BlackRock Chief Executive Officer Larry Fink said Friday the stock market could fall another 10 percent, and oil prices could test $25 per barrel. “We're in the midst of a real market decline, bordering on a bear market,” he told CNBC. Stock markets are considered to have entered a bear market when their prices have fallen 20 percent and are considered to be in a correction mode if their prices have fallen 10 percent. In late afternoon trading, the broad-based S&P 500 stock index was 1,877.51, down about 11 percent from its Nov. 3, 2015, high of 2,109.79.

Still, there’s at least some room for optimism when comparing the current circumstances to previous crises, like the one in Asia in the 1990s. Central bank reserves are high, giving them leeway to prevent sudden shocks, and exchange rates are more flexible, which helps minimize pressure from speculative investors.

The weak link may be that neither the United States nor any other major economic power has potential to gin up demand in the global economy that would offset lower expectations elsewhere, such as from China, but even that’s debatable.

“Globally, there is no demand management — no one has that stabilizing role,” said Simon Johnson, a professor at the Massachusetts Institute of Technology and former chief economist at the International Monetary Fund. “But it’s also not clear what you would want, or whether you’d want it. China needs to rebalance. With that comes slower economic growth.”

Still, even the fairly optimistic Johnson admits: “It’s going to be a big stress test. We will find out who can handle it.”

The United States is at least a backstop against global recession, even if it can’t be a locomotive of growth worldwide, said David Rosenberg, chief economist and strategist at Gluskin Sheff + Associates Inc.

“There is not going to be a recession in the U.S.,” the Canadian asset manager wrote Friday in a widely circulated note.

The more bullish case for stock markets is that investors lower their gaze fairly quickly to what they can reasonably anticipate: slower — but still meaningful — growth in China, and higher interest rates from the Federal Reserve, but not unduly higher rates.

“While the lack of momentum in the world economy is likely to persist in 2016, market sentiment is poised to improve as markets readjust expectations,” wrote Marios Maratheftis, chief economist at Standard Chartered.

What is unquestionable is that financial markets could catch a serious cold this year, even if the global economy as a whole is hardly enough to dodge a serious ailment as a result of plunging share prices.

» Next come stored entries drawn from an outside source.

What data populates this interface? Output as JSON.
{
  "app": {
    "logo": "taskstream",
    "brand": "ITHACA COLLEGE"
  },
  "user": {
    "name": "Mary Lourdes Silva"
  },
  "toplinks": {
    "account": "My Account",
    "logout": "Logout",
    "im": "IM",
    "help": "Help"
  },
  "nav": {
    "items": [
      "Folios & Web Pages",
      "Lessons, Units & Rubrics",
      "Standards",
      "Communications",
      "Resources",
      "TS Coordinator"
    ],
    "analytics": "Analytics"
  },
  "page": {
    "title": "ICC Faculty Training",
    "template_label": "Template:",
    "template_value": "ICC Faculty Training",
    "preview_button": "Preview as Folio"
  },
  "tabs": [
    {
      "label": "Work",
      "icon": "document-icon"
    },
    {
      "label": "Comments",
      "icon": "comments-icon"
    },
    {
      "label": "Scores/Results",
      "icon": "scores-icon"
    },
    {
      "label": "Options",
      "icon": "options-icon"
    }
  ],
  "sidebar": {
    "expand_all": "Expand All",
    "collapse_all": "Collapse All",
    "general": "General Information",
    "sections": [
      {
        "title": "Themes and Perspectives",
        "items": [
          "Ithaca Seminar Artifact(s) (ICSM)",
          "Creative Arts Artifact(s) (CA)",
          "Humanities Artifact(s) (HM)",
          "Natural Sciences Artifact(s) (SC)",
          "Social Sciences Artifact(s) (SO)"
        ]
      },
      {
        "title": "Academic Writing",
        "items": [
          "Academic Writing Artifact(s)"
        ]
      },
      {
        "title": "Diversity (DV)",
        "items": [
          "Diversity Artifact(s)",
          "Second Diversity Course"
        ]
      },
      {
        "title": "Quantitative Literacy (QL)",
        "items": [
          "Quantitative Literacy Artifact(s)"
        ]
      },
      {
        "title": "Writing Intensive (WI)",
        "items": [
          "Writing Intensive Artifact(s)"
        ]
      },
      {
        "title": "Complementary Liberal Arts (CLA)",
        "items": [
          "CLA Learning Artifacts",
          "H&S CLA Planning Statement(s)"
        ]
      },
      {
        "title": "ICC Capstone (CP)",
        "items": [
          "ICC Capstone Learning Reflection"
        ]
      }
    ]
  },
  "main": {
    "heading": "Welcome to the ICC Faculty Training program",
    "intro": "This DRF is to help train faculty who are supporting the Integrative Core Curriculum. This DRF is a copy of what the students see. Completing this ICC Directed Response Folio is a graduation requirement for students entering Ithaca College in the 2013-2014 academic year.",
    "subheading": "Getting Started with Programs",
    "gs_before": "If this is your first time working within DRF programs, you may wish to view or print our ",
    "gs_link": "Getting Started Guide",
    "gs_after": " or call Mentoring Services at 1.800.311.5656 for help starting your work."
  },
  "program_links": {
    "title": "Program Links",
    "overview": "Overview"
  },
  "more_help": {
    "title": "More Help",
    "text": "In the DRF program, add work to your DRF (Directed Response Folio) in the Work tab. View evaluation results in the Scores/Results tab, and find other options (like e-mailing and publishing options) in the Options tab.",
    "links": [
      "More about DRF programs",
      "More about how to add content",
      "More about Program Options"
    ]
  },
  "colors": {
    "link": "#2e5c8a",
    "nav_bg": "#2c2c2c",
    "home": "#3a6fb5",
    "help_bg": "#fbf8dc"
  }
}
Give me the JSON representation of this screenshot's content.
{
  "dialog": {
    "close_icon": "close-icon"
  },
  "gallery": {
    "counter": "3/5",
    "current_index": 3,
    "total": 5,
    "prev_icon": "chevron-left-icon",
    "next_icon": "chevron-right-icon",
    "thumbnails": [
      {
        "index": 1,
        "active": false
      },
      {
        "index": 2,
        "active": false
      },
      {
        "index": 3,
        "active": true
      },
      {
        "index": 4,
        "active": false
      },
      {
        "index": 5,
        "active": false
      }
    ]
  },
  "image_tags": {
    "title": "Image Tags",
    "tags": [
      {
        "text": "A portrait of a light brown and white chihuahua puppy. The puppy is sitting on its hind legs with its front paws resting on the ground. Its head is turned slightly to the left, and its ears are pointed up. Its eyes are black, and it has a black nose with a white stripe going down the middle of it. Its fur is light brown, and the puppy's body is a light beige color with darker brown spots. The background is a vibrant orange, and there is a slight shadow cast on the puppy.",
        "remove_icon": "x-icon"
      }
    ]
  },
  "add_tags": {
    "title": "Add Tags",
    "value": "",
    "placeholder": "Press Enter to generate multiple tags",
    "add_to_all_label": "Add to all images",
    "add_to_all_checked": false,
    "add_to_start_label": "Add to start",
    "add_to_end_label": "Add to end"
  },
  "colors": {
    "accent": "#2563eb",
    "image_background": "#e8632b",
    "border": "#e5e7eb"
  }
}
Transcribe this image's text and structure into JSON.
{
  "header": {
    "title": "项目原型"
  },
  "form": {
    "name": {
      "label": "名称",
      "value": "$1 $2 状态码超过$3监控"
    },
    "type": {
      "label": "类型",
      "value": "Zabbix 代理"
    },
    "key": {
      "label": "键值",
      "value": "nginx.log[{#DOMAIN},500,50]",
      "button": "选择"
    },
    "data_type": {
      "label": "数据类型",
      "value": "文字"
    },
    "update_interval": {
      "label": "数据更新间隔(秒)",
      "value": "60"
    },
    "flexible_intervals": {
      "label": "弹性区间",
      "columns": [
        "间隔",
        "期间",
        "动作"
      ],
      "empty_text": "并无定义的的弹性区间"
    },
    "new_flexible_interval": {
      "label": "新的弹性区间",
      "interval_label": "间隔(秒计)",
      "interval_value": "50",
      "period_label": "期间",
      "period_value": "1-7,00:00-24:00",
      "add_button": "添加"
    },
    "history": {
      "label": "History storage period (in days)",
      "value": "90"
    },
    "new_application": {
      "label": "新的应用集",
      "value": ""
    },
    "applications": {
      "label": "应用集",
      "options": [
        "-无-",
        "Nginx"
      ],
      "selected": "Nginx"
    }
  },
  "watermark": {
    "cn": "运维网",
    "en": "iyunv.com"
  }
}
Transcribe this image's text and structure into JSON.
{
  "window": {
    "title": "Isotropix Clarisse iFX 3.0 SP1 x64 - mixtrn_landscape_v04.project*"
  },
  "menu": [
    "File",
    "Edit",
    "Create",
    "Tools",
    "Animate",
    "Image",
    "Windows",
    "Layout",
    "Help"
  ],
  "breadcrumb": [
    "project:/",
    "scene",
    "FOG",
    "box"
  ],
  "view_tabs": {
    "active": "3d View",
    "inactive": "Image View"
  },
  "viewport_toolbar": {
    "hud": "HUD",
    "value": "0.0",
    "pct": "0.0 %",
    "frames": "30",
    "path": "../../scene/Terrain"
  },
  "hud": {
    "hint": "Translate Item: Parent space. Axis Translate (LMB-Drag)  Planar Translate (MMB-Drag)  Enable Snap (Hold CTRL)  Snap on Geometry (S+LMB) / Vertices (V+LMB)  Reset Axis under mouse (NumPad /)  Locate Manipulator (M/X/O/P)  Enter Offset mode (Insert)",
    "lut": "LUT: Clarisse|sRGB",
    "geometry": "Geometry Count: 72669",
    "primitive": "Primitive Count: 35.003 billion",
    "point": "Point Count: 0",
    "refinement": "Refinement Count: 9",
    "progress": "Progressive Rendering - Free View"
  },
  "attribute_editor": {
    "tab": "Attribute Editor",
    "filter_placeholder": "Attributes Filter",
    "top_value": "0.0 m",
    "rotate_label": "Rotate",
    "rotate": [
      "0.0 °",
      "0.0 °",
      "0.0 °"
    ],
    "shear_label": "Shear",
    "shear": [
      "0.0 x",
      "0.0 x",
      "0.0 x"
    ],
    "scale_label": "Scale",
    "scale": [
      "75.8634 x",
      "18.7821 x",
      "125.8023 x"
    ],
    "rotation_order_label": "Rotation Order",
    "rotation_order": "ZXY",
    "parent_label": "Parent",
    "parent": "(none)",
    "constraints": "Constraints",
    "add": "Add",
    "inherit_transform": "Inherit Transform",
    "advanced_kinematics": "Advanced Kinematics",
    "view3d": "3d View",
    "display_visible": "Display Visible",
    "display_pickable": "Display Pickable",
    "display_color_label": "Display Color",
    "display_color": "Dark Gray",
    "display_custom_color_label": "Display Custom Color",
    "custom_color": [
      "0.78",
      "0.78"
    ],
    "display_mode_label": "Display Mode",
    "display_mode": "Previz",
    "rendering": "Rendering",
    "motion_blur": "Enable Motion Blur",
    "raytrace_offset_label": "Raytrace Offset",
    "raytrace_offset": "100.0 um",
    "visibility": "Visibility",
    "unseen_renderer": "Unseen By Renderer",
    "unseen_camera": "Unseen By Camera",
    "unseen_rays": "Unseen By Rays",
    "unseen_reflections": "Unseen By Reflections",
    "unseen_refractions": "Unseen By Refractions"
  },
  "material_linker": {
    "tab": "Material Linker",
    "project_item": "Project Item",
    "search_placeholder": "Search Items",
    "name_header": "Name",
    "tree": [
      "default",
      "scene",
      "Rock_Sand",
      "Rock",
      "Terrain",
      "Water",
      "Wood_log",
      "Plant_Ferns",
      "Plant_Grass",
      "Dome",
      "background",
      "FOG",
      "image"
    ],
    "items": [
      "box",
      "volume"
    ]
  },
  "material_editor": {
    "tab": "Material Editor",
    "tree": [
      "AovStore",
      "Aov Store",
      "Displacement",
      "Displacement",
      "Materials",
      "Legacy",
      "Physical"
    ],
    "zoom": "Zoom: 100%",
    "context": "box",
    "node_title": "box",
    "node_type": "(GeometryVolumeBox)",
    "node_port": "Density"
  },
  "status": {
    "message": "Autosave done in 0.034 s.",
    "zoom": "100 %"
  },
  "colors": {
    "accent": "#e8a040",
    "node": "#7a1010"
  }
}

There are risks wired into all sorts of higher-yielding financial assets that weren’t there a few years ago. Emerging market corporate debt, some of it denominated in currencies that companies don’t have on hand, is high, and a lot of it is bad. Investors in Europe and the United States have put money into them. Ratings agencies, leery of being as behind the curve as they were in the 2008 financial crisis, are moving more quickly to downgrade debt that looks shaky, giving investors concrete reasons to sell.

That means contagion, the unnerving ability of sharp movements in one market to trigger global sell-offs with no clear end, is a new normal for the world this year.

“A contagion is possible at any time. Whether we are heading for a contagion in 2016 is unknown,” said David Kotok, chief economist at Cumberland Advisors. “It will not be known until it is visible. If it happens, it is likely to develop without warning.”